THE RUNNING ARGUMENTS: A continuing Series Surveying the Presidential Campaign amd Candidates.

July 03, 1988|Robert G. Beckel | Robert G. Beckel, a political analyst, was Walter F. Mondale's campaign manager in 1984

WASHINGTON — At the start of a long hot summer of presidential politics George Bush confronts a problem of historic dimensions. He has the highest negatives of any modern candidate while Michael S. Dukakis has the lowest negatives of any non-incumbent candidate. The problem worsens when Bush tries to solve it.

If George Bush has proved anything in his last few weeks of attacking Dukakis, it is that he cannot take the fight to the Democrat. The attempt to lower his own negatives and raise Dukakis' has Bush falling on his face. Bush on the attack reminds one of Truman Capote trying to play John Wayne, a bad job of casting. The vice president does not have a good attack personality and his negatives are already too high to allow him to do much more of it.

His use of surrogates, like Sen. John McCain of Arizona, to attack Dukakis hasn't worked. Traveling Republican senators simply don't have enough stature to attract public attention for the attacks they make on presidential candidates.

Paid media would be another club available for duking it out with the Duke. It would be but it's not, because in a monumental example of bad planning, the new leader of the Republican party doesn't have the money to spend. He has already spent up to the legal amount allowed before the August convention. Here is a candidate who has not had any opposition for the last four months yet who must watch his campaign fall in a financial hole dug by the best overpaid staff and overrated consultants his party has to offer.

What's left? Bring on the Gipper. Near retirement, with his mind clearly on more sedentary pursuits, Reagan has been called in to win one more for the GOPers. His Miami speech this week signals what lies ahead. The problem for Bush in this is twofold. One is that it recalls a little kid getting his big brother to fight his battles for him. The second is that it reminds anyone needing reminders that Bush is not Reagan; paling by comparison is not a great campaign tactic.

Of course the techniques of the attacks are not the only reason they're not working. Not all the issues aimed at Dukakis are falling anywhere near the target.

The charge that he's a McGovern liberal has a hollow ring next to Jesse Jackson's complaints that Dukakis is nowhere near the liberal he should be.
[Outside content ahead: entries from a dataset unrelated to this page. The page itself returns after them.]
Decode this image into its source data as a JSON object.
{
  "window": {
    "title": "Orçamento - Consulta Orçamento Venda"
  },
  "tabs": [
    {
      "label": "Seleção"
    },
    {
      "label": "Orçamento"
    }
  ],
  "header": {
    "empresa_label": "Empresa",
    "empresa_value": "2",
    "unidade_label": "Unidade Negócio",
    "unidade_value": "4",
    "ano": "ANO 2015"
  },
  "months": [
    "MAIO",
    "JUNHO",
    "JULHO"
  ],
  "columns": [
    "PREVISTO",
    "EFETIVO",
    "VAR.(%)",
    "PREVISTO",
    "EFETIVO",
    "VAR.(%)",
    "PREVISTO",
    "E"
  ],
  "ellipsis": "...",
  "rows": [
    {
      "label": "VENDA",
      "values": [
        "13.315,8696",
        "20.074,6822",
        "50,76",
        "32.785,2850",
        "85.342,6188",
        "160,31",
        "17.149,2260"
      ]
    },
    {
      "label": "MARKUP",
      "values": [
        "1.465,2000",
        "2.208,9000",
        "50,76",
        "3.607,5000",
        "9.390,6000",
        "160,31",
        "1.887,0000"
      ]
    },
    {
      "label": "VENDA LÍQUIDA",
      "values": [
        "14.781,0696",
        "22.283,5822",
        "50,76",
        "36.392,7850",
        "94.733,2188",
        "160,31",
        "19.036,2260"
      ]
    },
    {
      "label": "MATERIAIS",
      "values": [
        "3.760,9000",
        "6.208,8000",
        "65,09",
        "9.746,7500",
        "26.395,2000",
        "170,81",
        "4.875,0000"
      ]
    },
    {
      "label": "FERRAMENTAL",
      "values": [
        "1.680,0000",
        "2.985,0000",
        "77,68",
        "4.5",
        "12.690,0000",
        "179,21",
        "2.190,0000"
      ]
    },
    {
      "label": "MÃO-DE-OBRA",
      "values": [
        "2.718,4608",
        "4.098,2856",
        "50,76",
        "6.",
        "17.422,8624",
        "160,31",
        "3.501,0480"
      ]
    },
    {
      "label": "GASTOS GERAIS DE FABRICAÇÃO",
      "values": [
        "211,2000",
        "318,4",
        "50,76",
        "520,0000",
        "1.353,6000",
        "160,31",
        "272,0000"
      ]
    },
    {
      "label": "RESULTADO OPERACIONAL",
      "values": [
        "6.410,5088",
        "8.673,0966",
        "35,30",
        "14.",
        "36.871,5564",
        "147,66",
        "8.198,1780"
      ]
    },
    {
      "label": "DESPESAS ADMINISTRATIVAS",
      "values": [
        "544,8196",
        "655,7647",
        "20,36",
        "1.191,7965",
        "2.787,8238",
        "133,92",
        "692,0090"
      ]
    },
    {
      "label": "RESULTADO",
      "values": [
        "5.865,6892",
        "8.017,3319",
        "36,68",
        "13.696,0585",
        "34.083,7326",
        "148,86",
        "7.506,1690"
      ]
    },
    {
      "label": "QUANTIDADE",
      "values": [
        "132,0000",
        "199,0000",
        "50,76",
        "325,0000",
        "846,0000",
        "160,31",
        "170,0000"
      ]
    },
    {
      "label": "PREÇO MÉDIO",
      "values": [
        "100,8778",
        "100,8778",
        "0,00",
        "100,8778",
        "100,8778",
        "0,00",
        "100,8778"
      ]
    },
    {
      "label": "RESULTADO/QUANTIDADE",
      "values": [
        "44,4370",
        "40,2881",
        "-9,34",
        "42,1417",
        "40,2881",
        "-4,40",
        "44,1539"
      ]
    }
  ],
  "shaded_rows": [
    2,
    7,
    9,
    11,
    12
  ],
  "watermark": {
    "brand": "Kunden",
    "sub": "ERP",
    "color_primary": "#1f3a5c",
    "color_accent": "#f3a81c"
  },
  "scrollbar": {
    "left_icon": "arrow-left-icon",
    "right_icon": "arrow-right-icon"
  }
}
Jackson calls for defense cuts, Dukakis opposes them; Jackson calls for higher taxes, Dukakis opposes them.

The "another Carter" charge has lost some zing after being played for all it was worth in the last two elections. The public seems tired of it and even a bit more fond of Jimmy in recent polls.

The barb that Dukakis is not responsible for the "Massachusetts Miracle" may work in an economics seminar but is too complicated an argument for use on the stump. What people know is that the state's unemployment rate was 10% when he became governor and stands close to 3% now. That looks pretty good.

This is not to say that Dukakis is invulnerable. Of the attacks that stick, the tax issue is foremost. The governor has enough of a history to be stung--a huge 1978 state tax increase, plus recent argument over his cigarette and income-tax hikes. Attacking a taxer has worked before and Republicans can be forgiven for believing that it could work again.

Another shot that hits is the shotgun blast at what is loosely called the value agenda. Aimed at the blue-collar swing voter with conservative social values, these matters are packaged to say that Mike Dukakis is a liberal whose values are not ours. This is what the attack on the governor's veto of a mandatory pledge of allegiance is about; ditto, for the slaps at his anti-capital punishment stands and the furlough program for convicts --which may make Willie Horton, who escaped from the program to rape and pillage, the third candidate in the race. To say that Presidents have little say over any of these issues is to miss the point: Voters want a leader who represents them and what they believe.

To sort out what works and what doesn't work, to determine how to deliver the attacks and to pull it all together into a coherent message are the tasks that lie ahead for the GOP. That will require time, and time is running out for George Bush.